Thursday, May 3, 2007

Resolution Opposing the Latest Public School Restructuring

At the last PTA meeting, the Executive Board unanimously approved and signed the petition below expressing its opposition to the Chancellor's latest restructuring initiatives, Fair Student Funding and Children First. These programs represent the third major restructuring of the NYC public school system in the last three or four years, creating unnecessary and unwarranted distractions and organizational confusion while doing little or nothing to solve the real problems of the City's schools. The signed petition has been sent to Mayor Bloomberg, Schools Chancellor Joel Klein, Manhattan Borough President Scott Stringer, our district's representative on the City Council Melissa Mark Viverito, City Councilman Robert Jackson (Chairman of the City Council committee on education), David Bloomfield (President of the Citywide Council on High Schools), and Tim Johnson, President of the Chancellor's Parent Advisory Council (CPAC).

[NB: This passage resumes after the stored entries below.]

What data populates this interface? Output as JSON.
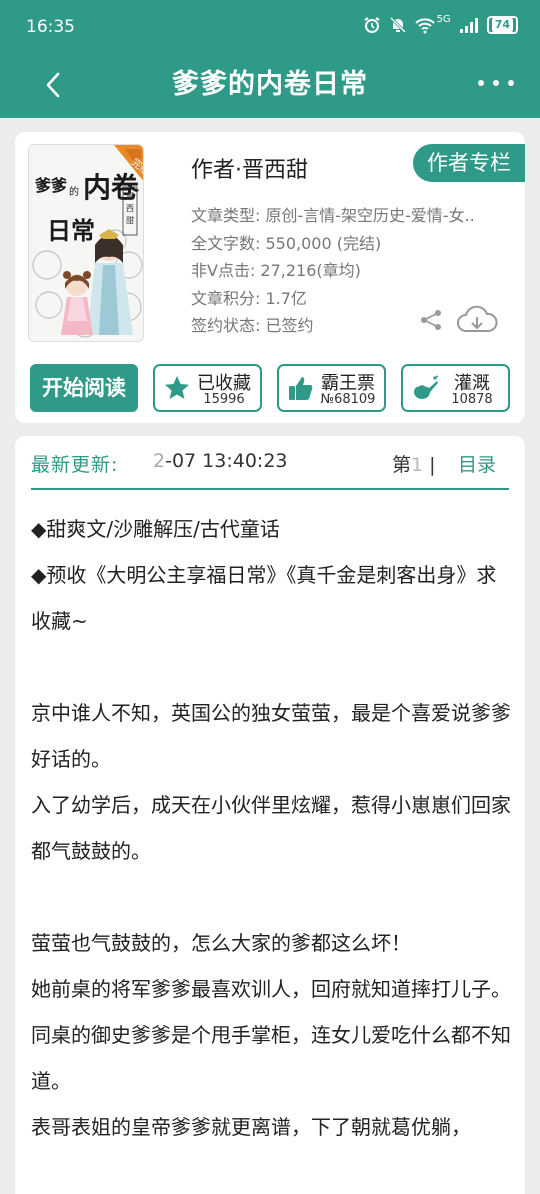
{
  "status": {
    "time": "16:35",
    "network": "5G",
    "battery": "74"
  },
  "nav": {
    "title": "爹爹的内卷日常"
  },
  "book": {
    "cover": {
      "badge": "完结",
      "title_text": "爹爹的内卷日常",
      "author_text": "晋西甜"
    },
    "author_line": "作者·晋西甜",
    "author_column": "作者专栏",
    "info": [
      "文章类型: 原创-言情-架空历史-爱情-女..",
      "全文字数: 550,000 (完结)",
      "非Ⅴ点击: 27,216(章均)",
      "文章积分: 1.7亿",
      "签约状态: 已签约"
    ],
    "start_reading": "开始阅读",
    "stats": [
      {
        "label": "已收藏",
        "count": "15996",
        "icon": "star-icon"
      },
      {
        "label": "霸王票",
        "count": "№68109",
        "icon": "thumbs-up-icon"
      },
      {
        "label": "灌溉",
        "count": "10878",
        "icon": "watering-can-icon"
      }
    ]
  },
  "update": {
    "label": "最新更新:",
    "time_faded": "2",
    "time": "-07 13:40:23",
    "chapter_prefix": "第",
    "chapter_faded": "1",
    "chapter_suffix": "|",
    "toc": "目录"
  },
  "intro": [
    "◆甜爽文/沙雕解压/古代童话",
    "◆预收《大明公主享福日常》《真千金是刺客出身》求收藏~",
    "",
    "京中谁人不知，英国公的独女萤萤，最是个喜爱说爹爹好话的。",
    "入了幼学后，成天在小伙伴里炫耀，惹得小崽崽们回家都气鼓鼓的。",
    "",
    "萤萤也气鼓鼓的，怎么大家的爹都这么坏！",
    "她前桌的将军爹爹最喜欢训人，回府就知道摔打儿子。",
    "同桌的御史爹爹是个甩手掌柜，连女儿爱吃什么都不知道。",
    "表哥表姐的皇帝爹爹就更离谱，下了朝就葛优躺，"
  ],
  "colors": {
    "accent": "#2f9a88"
  }
}
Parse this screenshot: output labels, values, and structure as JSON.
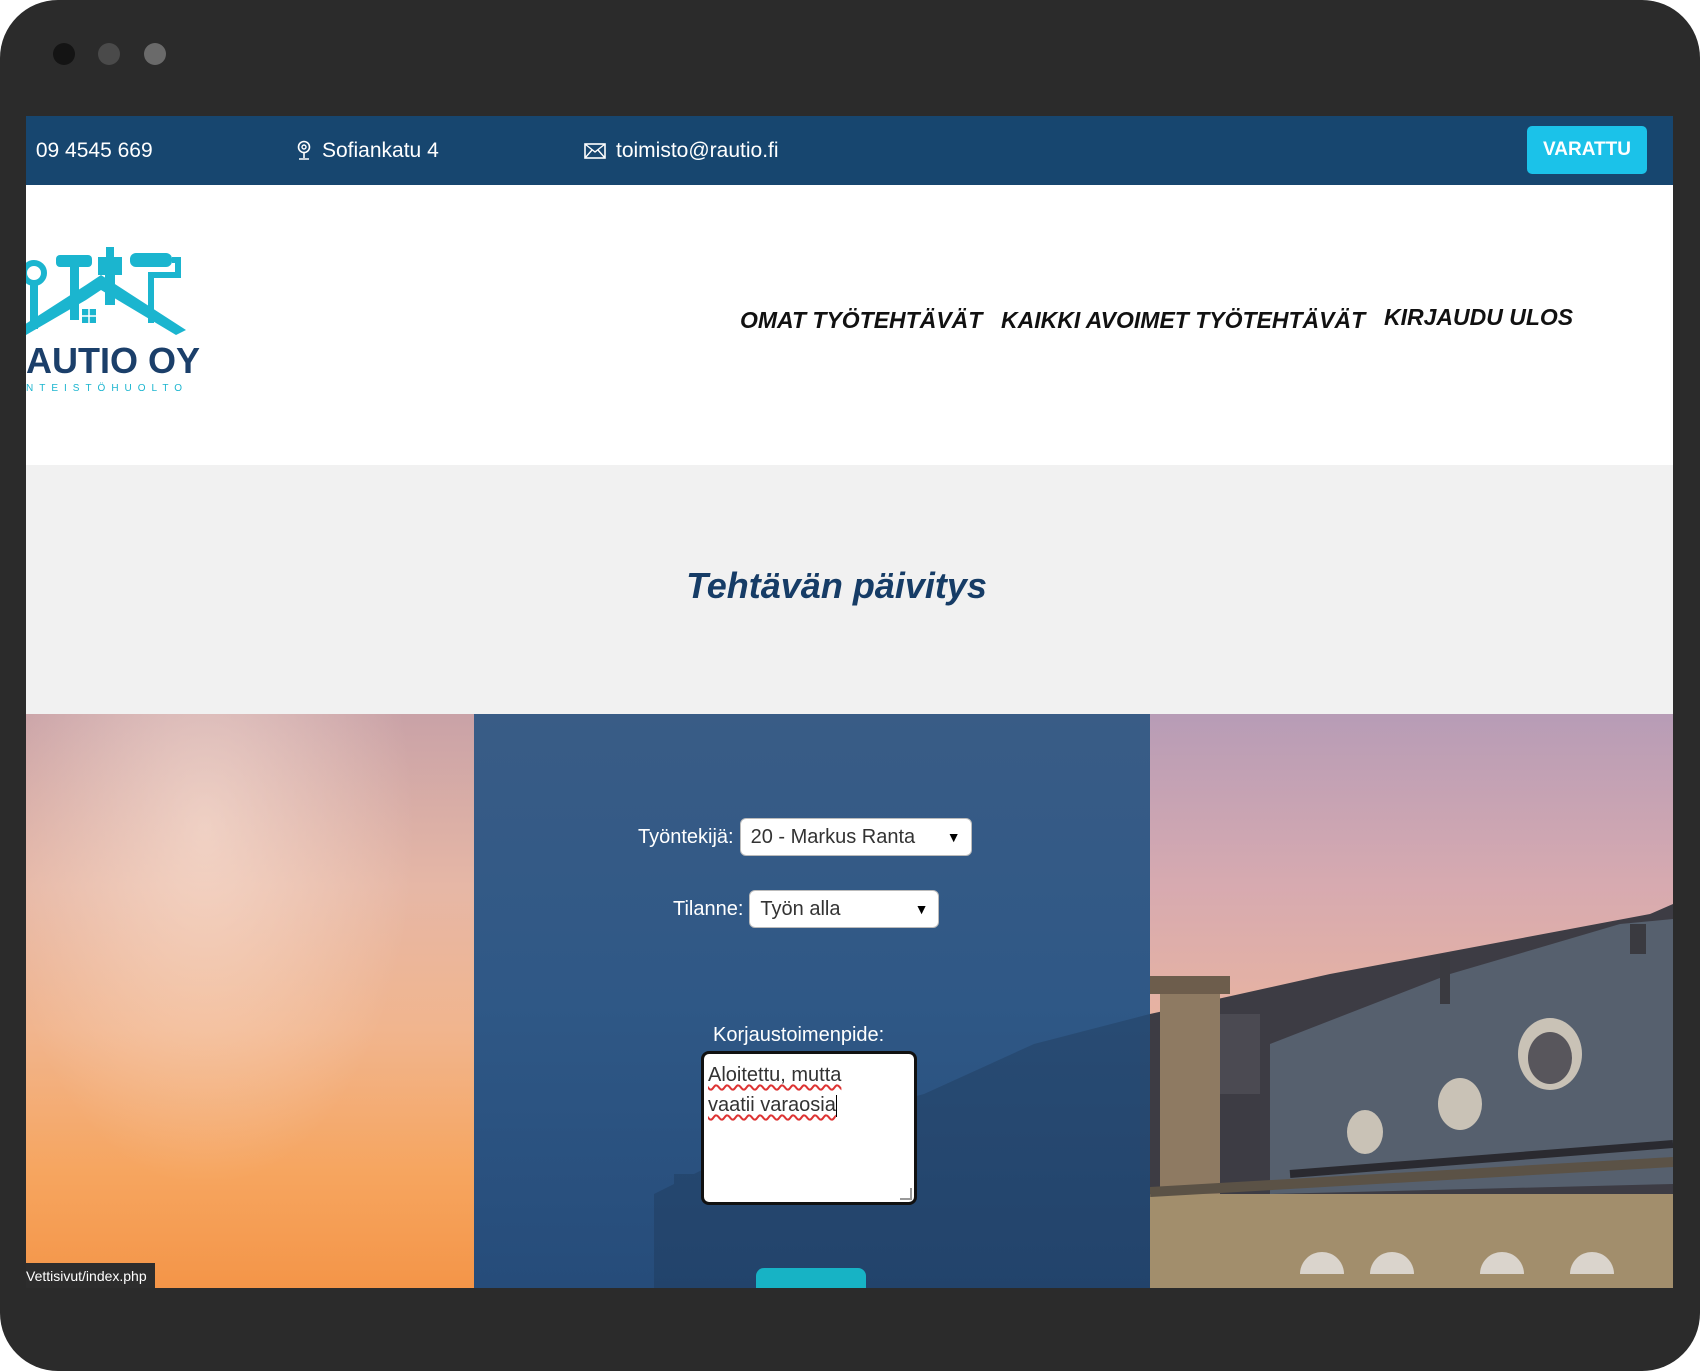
{
  "topbar": {
    "phone": "09 4545 669",
    "address": "Sofiankatu 4",
    "email": "toimisto@rautio.fi",
    "status_button": "VARATTU",
    "bg_color": "#17466f",
    "button_color": "#1bc2e9"
  },
  "brand": {
    "name": "AUTIO OY",
    "tagline": "NTEISTÖHUOLTO",
    "logo_color": "#1bb5cf"
  },
  "nav": {
    "items": [
      {
        "label": "OMAT TYÖTEHTÄVÄT"
      },
      {
        "label": "KAIKKI AVOIMET TYÖTEHTÄVÄT"
      },
      {
        "label": "KIRJAUDU ULOS"
      }
    ]
  },
  "page": {
    "title": "Tehtävän päivitys",
    "title_color": "#163c66"
  },
  "form": {
    "employee_label": "Työntekijä:",
    "employee_value": "20 - Markus Ranta",
    "status_label": "Tilanne:",
    "status_value": "Työn alla",
    "action_label": "Korjaustoimenpide:",
    "action_lines": [
      "Aloitettu, mutta",
      "vaatii varaosia"
    ]
  },
  "statusbar": {
    "url": "Vettisivut/index.php"
  }
}
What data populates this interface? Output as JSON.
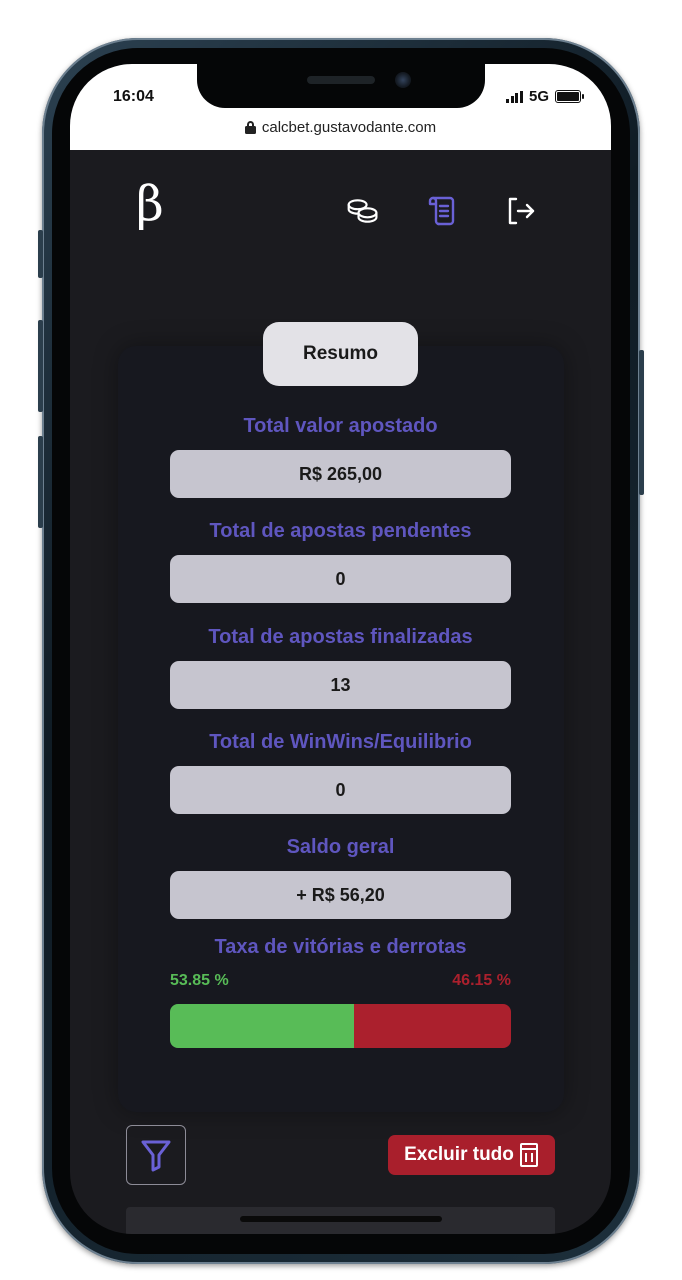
{
  "status_bar": {
    "time": "16:04",
    "network": "5G"
  },
  "browser": {
    "url": "calcbet.gustavodante.com"
  },
  "header": {
    "logo": "β",
    "icons": [
      "coins-icon",
      "scroll-icon",
      "logout-icon"
    ],
    "active_icon": "scroll-icon"
  },
  "summary": {
    "tab_label": "Resumo",
    "stats": [
      {
        "label": "Total valor apostado",
        "value": "R$ 265,00"
      },
      {
        "label": "Total de apostas pendentes",
        "value": "0"
      },
      {
        "label": "Total de apostas finalizadas",
        "value": "13"
      },
      {
        "label": "Total de WinWins/Equilibrio",
        "value": "0"
      },
      {
        "label": "Saldo geral",
        "value": "+ R$ 56,20"
      }
    ],
    "rate": {
      "label": "Taxa de vitórias e derrotas",
      "win_text": "53.85 %",
      "loss_text": "46.15 %",
      "win_percent": 53.85,
      "loss_percent": 46.15
    }
  },
  "actions": {
    "delete_all_label": "Excluir tudo"
  },
  "colors": {
    "background": "#1b1b1f",
    "card": "#17181f",
    "accent": "#5f56bf",
    "win": "#58bc57",
    "loss": "#ab202d",
    "danger_button": "#a91f2c"
  }
}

The Executive Board of the Parent Teacher Association at Manhattan Center for Science and Mathematics High School does herewith attest that:

Whereas we have reviewed the Chancellor’s plans for organizational restructuring and school funding as embodied in the Children First and Fair Student Funding plans, and

Whereas New York City schools have borne multiple restructurings in the last several years, including the elimination of Community School Boards and replacement by virtually powerless Community Education Councils, the creation and now proposed elimination of regional structures, imposition during the school year of revised schedules and allocation of teachers’ time, and introduction of the Empowerment Zone concept for a portion of the public school system, and

Whereas nearly all of these past restructurings as well as the proposed Children First and Fair Student Funding initiative focus primarily on organizational and administrative structure rather than teacher and classroom initiatives (such as class size reductions) that could positively impact student learning and performance, and

Whereas the Department of Education has provided no statistical or comparative performance evidence on the Empowerment Zone initiative from which assurance could be derived that further such organizational restructuring will result in improved academic performance and adequate funding for teachers and student programs, and

Whereas the Department of Education’s most recent classroom initiatives have consisted largely of adding, or proposing to add, still more standardized testing that tends to discourage free-ranging intellectual exploration and alternative assessments, and

Whereas we as members of the Parent Teacher Association’s Executive Board and School Leadership Team have observed that the Department of Education’s constant restructurings have forced unwarranted distractions on our school’s senior administration rather than allowing them to focus on student learning and teacher supervision, and

Whereas the full budgetary implications of Fair Student Funding are unclear and promise to create incentives (or even impose budgetary restrictions) under which principals may choose (or be financially impelled) to hire lower-paid and less experienced teachers rather than retain more expensive and experienced teachers, to the detriment of our children, and

Whereas principals are being forced to make structural management decisions based on inadequate information, and those principals in turn are asking the parent community for their input while being able to provide only sketchy outlines of how these alternative programs would work and how they would affect our children, and

Whereas the academic and support requirements of those most in need – Special Education and Special Needs students and English Language Learners – are largely overlooked in the chaos and confusion of repeated restructurings, and

Whereas in these latest initiatives, the Department of Education has continued its disappointing practice of management by administrative fiat, ignoring the wishes of the parent community, refusing to compromise, and repeatedly failing to solicit the input of the constituencies most severely affected by these changes – parents of public school children and their teachers,

Therefore, be it resolved that the Parent Teacher Association of Manhattan Center of Science and Mathematics joins other NYC Parent Associations and Community Education Councils in declining to support the Children First and Fair Student Funding proposals. Furthermore, we call upon the Mayor and Chancellor to postpone implementation of this plan and arrange for public hearings on the priorities for education spending, school restructuring, and processes for meaningful participation of public school parents in formulating these policies.

Passed by the Manhattan Center for Science and Mathematics High School Parent Teacher Association Executive Board, April 17, 2007.